Хрустальные поцелуи - страница 2



Евгений, кажется, обрадовался проявленному интересу. Он выпрямился, и в его голосе появилась нотка гордости. "Артем Стрельцов. Он специализируется исключительно на реставрации исторических зданий. Его работы… это настоящие шедевры инженерной и архитектурной мысли. Он умеет вдохнуть новую жизнь в старые стены, сохраняя их историю, их дух. Его последняя работа над старинной библиотекой в Петербурге получила международное признание. Он не просто восстанавливает камни, он восстанавливает саму душу места. У него репутация человека, способного на невозможное".

Имя. Артем Стрельцов.

Название.

Слово.

Казалось, воздух в галерее стал плотным, вязким, как густой мед, и каждая частичка света, проникающая сквозь витражи, преломлялась, создавая вокруг нее невидимую, но осязаемую ауру. Это имя, которое она не слышала десять лет, но которое было выгравировано в ее памяти невидимыми буквами, как и все те невысказанные слова, что остались между ними. Слова, которые превратились в осколки, острые и молчаливые, ожидающие своего часа, чтобы пронзить.

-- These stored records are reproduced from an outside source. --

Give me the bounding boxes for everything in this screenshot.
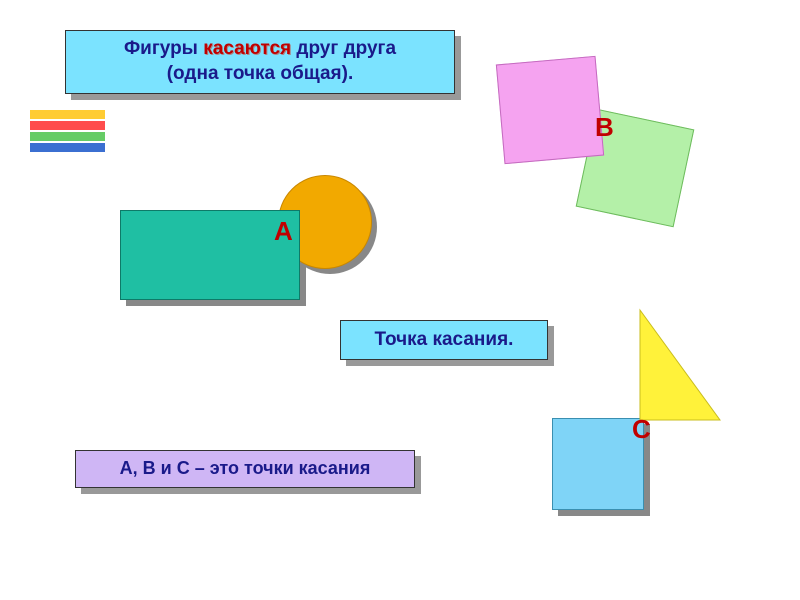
accent-bar — [30, 110, 105, 119]
label-a: A — [274, 216, 293, 247]
bottom-box: A, B и C – это точки касания — [75, 450, 415, 488]
teal-rect — [120, 210, 300, 300]
title-text: Фигуры касаются друг друга (одна точка о… — [124, 37, 396, 86]
accent-bar — [30, 121, 105, 130]
pink-square — [496, 56, 604, 164]
mid-box: Точка касания. — [340, 320, 548, 360]
accent-bar — [30, 132, 105, 141]
diagram-stage: Фигуры касаются друг друга (одна точка о… — [0, 0, 800, 600]
title-line2: (одна точка общая). — [167, 63, 354, 84]
title-em: касаются — [203, 38, 291, 59]
label-c: C — [632, 414, 651, 445]
accent-bars — [30, 110, 105, 154]
label-b: B — [595, 112, 614, 143]
title-post: друг друга — [291, 38, 396, 59]
title-box: Фигуры касаются друг друга (одна точка о… — [65, 30, 455, 94]
title-pre: Фигуры — [124, 38, 203, 59]
accent-bar — [30, 143, 105, 152]
blue-square — [552, 418, 644, 510]
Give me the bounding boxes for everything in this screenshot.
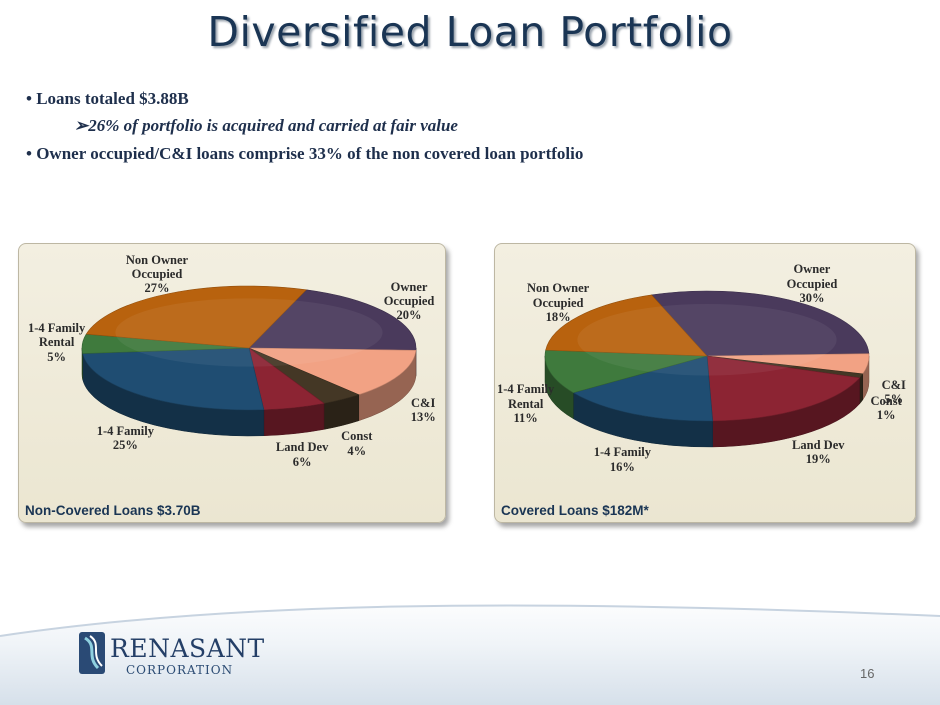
pie-slice-1-4-family bbox=[82, 347, 265, 411]
pie-label-non-owner-occupied: Non Owner Occupied 27% bbox=[125, 252, 189, 296]
sub-bullet-acquired: ➢26% of portfolio is acquired and carrie… bbox=[74, 116, 458, 136]
pie-label-c-i: C&I 5% bbox=[881, 378, 906, 407]
non-covered-caption: Non-Covered Loans $3.70B bbox=[25, 503, 201, 518]
pie-highlight bbox=[577, 304, 837, 376]
company-logo: RENASANT CORPORATION bbox=[78, 630, 264, 682]
pie-label-c-i: C&I 13% bbox=[410, 395, 436, 425]
logo-name: RENASANT bbox=[110, 634, 265, 663]
pie-highlight bbox=[115, 298, 383, 367]
pie-label-const: Const 4% bbox=[341, 429, 373, 458]
pie-label-non-owner-occupied: Non Owner Occupied 18% bbox=[527, 281, 590, 325]
pie-label-owner-occupied: Owner Occupied 30% bbox=[786, 262, 838, 306]
pie-side-const bbox=[859, 373, 863, 405]
footer-wave bbox=[0, 594, 940, 637]
pie-label-land-dev: Land Dev 19% bbox=[792, 437, 845, 467]
logo-subtitle: CORPORATION bbox=[126, 663, 234, 677]
pie-slice-non-owner-occupied bbox=[545, 294, 708, 357]
pie-label-1-4-family-rental: 1-4 Family Rental 5% bbox=[27, 320, 86, 364]
bullet-loans-total: • Loans totaled $3.88B bbox=[26, 89, 189, 108]
pie-slice-1-4-family bbox=[572, 355, 714, 422]
pie-slice-c-i bbox=[248, 347, 417, 396]
covered-chart-panel: Covered Loans $182M* Owner Occupied 30% C&I… bbox=[494, 243, 916, 523]
pie-label-1-4-family: 1-4 Family 16% bbox=[593, 445, 652, 474]
pie-label-const: Const 1% bbox=[870, 394, 902, 423]
non-covered-pie-chart bbox=[81, 285, 417, 437]
pie-slice-owner-occupied bbox=[248, 289, 417, 351]
pie-slice-1-4-family-rental bbox=[544, 349, 708, 394]
pie-label-owner-occupied: Owner Occupied 20% bbox=[383, 279, 435, 323]
pie-slice-owner-occupied bbox=[650, 290, 870, 357]
bullet-list: • Loans totaled $3.88B ➢26% of portfolio… bbox=[26, 88, 586, 170]
pie-slice-land-dev bbox=[706, 355, 861, 422]
bullet-owner-occupied: • Owner occupied/C&I loans comprise 33% … bbox=[26, 143, 584, 163]
logo-emblem-icon bbox=[79, 632, 105, 674]
pie-slice-non-owner-occupied bbox=[85, 285, 308, 349]
page-number: 16 bbox=[860, 666, 875, 681]
covered-pie-chart bbox=[544, 290, 870, 448]
footer-band bbox=[0, 594, 940, 705]
pie-label-1-4-family-rental: 1-4 Family Rental 11% bbox=[497, 382, 555, 426]
non-covered-chart-panel: Non-Covered Loans $3.70B Owner Occupied 20… bbox=[18, 243, 446, 523]
page-title: Diversified Loan Portfolio bbox=[207, 8, 733, 56]
pie-label-land-dev: Land Dev 6% bbox=[275, 440, 329, 469]
covered-caption: Covered Loans $182M* bbox=[501, 503, 649, 518]
pie-label-1-4-family: 1-4 Family 25% bbox=[96, 423, 154, 453]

Лея почувствовала, как по ее венам разливается не холод, не жар, а нечто среднее, не поддающееся логическому объяснению. Это было похоже на то, как если бы самый большой "Осколок Времени" – то самое треснутое зеркало в центре зала, которое символизировало ее "после" – вдруг начало не только отражать свет, но и пульсировать, выпуская наружу тени ее собственной души, ее самых глубоких, тщательно скрываемых страхов и желаний. Тысячи осколков. Кажется, она никогда не думала, что один из них может быть настолько острым, чтобы пронзить ее насквозь, разорвав привычную ткань ее существования.

Артем Стрельцов. Имя, которое она похоронила под толстым слоем равнодушия, замуровала за неприступными стенами своей рациональности. Имя, которое сейчас, подобно острому хрустальному осколку, пронзило ее сердце, вызывая призрачную, но такую знакомую, почти физическую боль. Боль, которая обещала не просто напомнить о прошлом, но и разбить ее настоящее на мельчайшие фрагменты, лишив ее привычной стабильности.

Евгений продолжал что-то говорить о графиках, о планах, о необходимости немедленно начать работы, но Лея его уже не слышала. Ее взгляд был прикован к центральной инсталляции. Она видела в ней не просто стекло, а отражение своего собственного пути. Каждый осколок – это чье-то слово, чей-то взгляд, чья-то надежда. И вот теперь появился человек, который был частью самого большого, самого болезненного осколка.

Она сделала глубокий вдох, пытаясь успокоить бешено колотящееся сердце. "Хорошо, Евгений. Присылайте мне все документы, как только они будут готовы. Я буду ждать этого… господина Стрельцова". Ее голос был абсолютно ровным, без единой дрожи, как гладкая поверхность стекла, но внутри нее бушевал настоящий шторм. Выставка "Хрупкость времени" должна была стать концом одной эпохи, прощанием с тем, что было. Но, похоже, она станет началом совершенно другой. И это начало было не просто хрупким, как тонкое стекло, оно было опасным, как острый осколок давно забытой, но все еще живой памяти.

После ухода Евгения Лея осталась одна в галерее. Тишина вернулась, но теперь она казалась еще более давящей, наполненной невидимыми вибрациями. Лея медленно прошла вдоль инсталляций, касаясь кончиками пальцев холодных поверхностей. Каждый стеклянный фрагмент казался ей пульсирующим, живым, отражающим не только свет, но и тени ее тревожных мыслей. Она дошла до центральной композиции, того самого треснувшего зеркала, и остановилась перед ним. Ее собственное отражение в тысячах искривленных граней казалось незнакомым – бледное лицо, напряженная линия губ, глаза, полные застывшей боли.